The medical community is increasing attention to the effect that geography, family income and other socioeconomic factors have on health outcomes. Fully understanding these factors and their impact is necessary to address health disparities to provide patients the care and opportunities they deserve.
Investigators at Children’s Medical Center Dallas, part of Children’s Health℠, and UT Southwestern contributed to this growing body of knowledge with a recent study linking socioeconomic factors with clinical outcomes for children with solid tumors. The study analyzed data from the Texas Cancer Registry, which included roughly 4,000 pediatric patients.
In this Q&A, Dai Chung, M.D, Chief Medical Executive at Children’s Health and a Professor of Surgery at UTSW, discusses what they learned and what these findings mean for cancer care in Texas and beyond.
How do socioeconomic factors affect outcomes for children with solid tumors?
Our study showed that race and location can make a big difference. Specifically, we found a higher risk of death five years after diagnosis for:
- Children who live in a disadvantaged neighborhood and/or along the US-Mexico border.
- Children who are Black or belong to a race that makes up less than 1% of the patient population (called “rare minority race” in this study).
Surprisingly, we found that race sometimes supersedes location. Children of a rare minority race who live in more socioeconomically advantaged areas had a higher risk of death than other children living in those same areas. This suggests there is more at play than family income and other practical aspects of access.
How were socioeconomic factors measured in this study?
We used a comprehensive measure called the Area Deprivation Index (ADI), which was developed by the Center for Health Disparities Research at the University of Wisconsin School of Medicine and Public Health. In the past, studies might have considered gender, zip code, or other singular factors but ADI is emerging as a new standard.
It combines data for 17 different socioeconomic indicators, ranging from education to housing conditions. And it measures neighborhoods on a scale of 1 to 5: The higher the number, the higher the deprivation within that area.
According to the study, the risk of death at five years for children with solid tumors rises 4% for every step up the ADI scale. Specifically, the risk of death was 12% for children who live in the least deprived neighborhoods (first ADI quintile) and 28% for those in the most deprived (fifth quintile).
What should providers who care for children with solid tumors do with these findings?
Start by understanding the current data. The medical community is paying more attention to social determinants of health than we used to. But we can go much further in appreciating how substantial they are.
Secondly, we should go above and beyond to mobilize resources for children with solid tumors who fall into the risk groups we identified. Our study doesn’t delineate exactly what causes them to have poorer outcomes – but we can assume it includes barriers like time of diagnosis, transportation, lodging and adherence to scheduled appointments. We should anticipate these barriers and provide support earlier and more proactively.

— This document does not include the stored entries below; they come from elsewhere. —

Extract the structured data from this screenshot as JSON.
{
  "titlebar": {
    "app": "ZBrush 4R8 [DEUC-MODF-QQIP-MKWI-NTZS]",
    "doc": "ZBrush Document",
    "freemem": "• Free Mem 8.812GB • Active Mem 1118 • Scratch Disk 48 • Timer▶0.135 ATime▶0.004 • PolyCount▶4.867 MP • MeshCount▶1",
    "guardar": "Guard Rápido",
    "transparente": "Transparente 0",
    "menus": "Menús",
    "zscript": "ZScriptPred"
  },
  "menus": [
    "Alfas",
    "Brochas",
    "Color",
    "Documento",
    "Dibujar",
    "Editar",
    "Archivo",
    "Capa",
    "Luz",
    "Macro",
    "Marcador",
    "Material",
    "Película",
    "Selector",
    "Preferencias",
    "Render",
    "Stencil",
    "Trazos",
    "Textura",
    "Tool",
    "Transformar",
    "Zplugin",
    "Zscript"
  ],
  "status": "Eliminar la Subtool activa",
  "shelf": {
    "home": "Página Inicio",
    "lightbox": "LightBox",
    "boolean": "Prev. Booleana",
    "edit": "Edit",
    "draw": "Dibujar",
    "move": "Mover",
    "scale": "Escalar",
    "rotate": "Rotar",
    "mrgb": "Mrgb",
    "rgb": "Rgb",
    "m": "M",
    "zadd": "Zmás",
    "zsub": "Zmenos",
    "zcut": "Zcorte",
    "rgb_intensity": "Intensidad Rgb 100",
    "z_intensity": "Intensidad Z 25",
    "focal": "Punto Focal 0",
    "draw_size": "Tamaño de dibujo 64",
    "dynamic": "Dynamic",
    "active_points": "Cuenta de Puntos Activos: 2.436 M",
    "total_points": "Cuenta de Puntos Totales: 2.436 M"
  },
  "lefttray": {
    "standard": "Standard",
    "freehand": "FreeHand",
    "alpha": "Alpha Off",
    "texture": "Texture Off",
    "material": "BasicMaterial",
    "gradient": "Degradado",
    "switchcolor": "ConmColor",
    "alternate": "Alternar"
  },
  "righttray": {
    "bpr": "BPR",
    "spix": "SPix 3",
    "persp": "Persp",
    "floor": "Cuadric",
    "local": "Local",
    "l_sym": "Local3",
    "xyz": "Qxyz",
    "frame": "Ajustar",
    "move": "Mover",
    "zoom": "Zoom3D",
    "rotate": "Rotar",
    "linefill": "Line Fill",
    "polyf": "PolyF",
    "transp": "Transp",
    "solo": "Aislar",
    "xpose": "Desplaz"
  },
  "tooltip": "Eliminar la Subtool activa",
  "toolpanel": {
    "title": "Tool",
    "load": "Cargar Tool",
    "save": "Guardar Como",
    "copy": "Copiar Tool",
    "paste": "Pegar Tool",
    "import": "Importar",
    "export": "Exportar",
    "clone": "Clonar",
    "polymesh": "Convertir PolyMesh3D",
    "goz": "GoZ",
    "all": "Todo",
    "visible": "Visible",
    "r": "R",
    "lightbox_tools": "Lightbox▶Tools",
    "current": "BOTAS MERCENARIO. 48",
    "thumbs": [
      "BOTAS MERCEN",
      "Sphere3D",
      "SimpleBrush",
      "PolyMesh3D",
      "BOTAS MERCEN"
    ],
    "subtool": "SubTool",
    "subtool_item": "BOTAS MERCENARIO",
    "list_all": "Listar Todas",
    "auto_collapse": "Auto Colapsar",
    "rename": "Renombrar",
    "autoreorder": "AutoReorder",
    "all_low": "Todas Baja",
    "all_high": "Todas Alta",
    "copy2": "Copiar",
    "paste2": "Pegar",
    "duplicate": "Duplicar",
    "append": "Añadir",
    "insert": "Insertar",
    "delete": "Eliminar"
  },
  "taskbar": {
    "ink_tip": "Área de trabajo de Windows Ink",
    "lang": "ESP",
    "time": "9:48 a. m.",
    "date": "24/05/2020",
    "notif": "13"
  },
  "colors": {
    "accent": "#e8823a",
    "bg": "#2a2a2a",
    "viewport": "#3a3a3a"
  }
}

What specific forms of support and outreach might help?
One example would be connecting high-risk patients with a clinical care coordinator immediately. Typically, this might take weeks before that happens. But institutions could have protocols to expedite that process so a family is assigned a clinical coordinator right away to aide them with appointments and help solve transportation and other challenges.
We can also help normalize the act of going to the doctor by educating high-risk patient groups about habits like vaccines and wellness visits. This may help with early detection of solid tumors. It also helps build familiarity with their local health systems so that, if they receive a major diagnosis, they’re more comfortable seeking the care they need.
What other research do you have planned in these areas?
The investigators from this study have also conducted a similar project evaluating how socioeconomic factors affect outcomes for pediatric trauma patients. Children’s Health is a Level I Trauma Center, and our experience indicates that factors such as location of residence are meaningful in this area as well. So we performed a similar analysis, comparing patient outcomes with the ADI of their home area.
In terms of pediatric solid tumors, my lab will continue the work we’ve done for the last 20-plus years investigating new protocols and therapies for neuroblastoma among other solid tumors. We have more than 10 trials currently.
Neuroblastoma is both the most common non-cranial solid tumor and one of the most difficult to treat. But we continue to advance the medical knowledge and discover more effective treatment regimens. Children with these tumors deserve all the tools and hope we can possibly give them.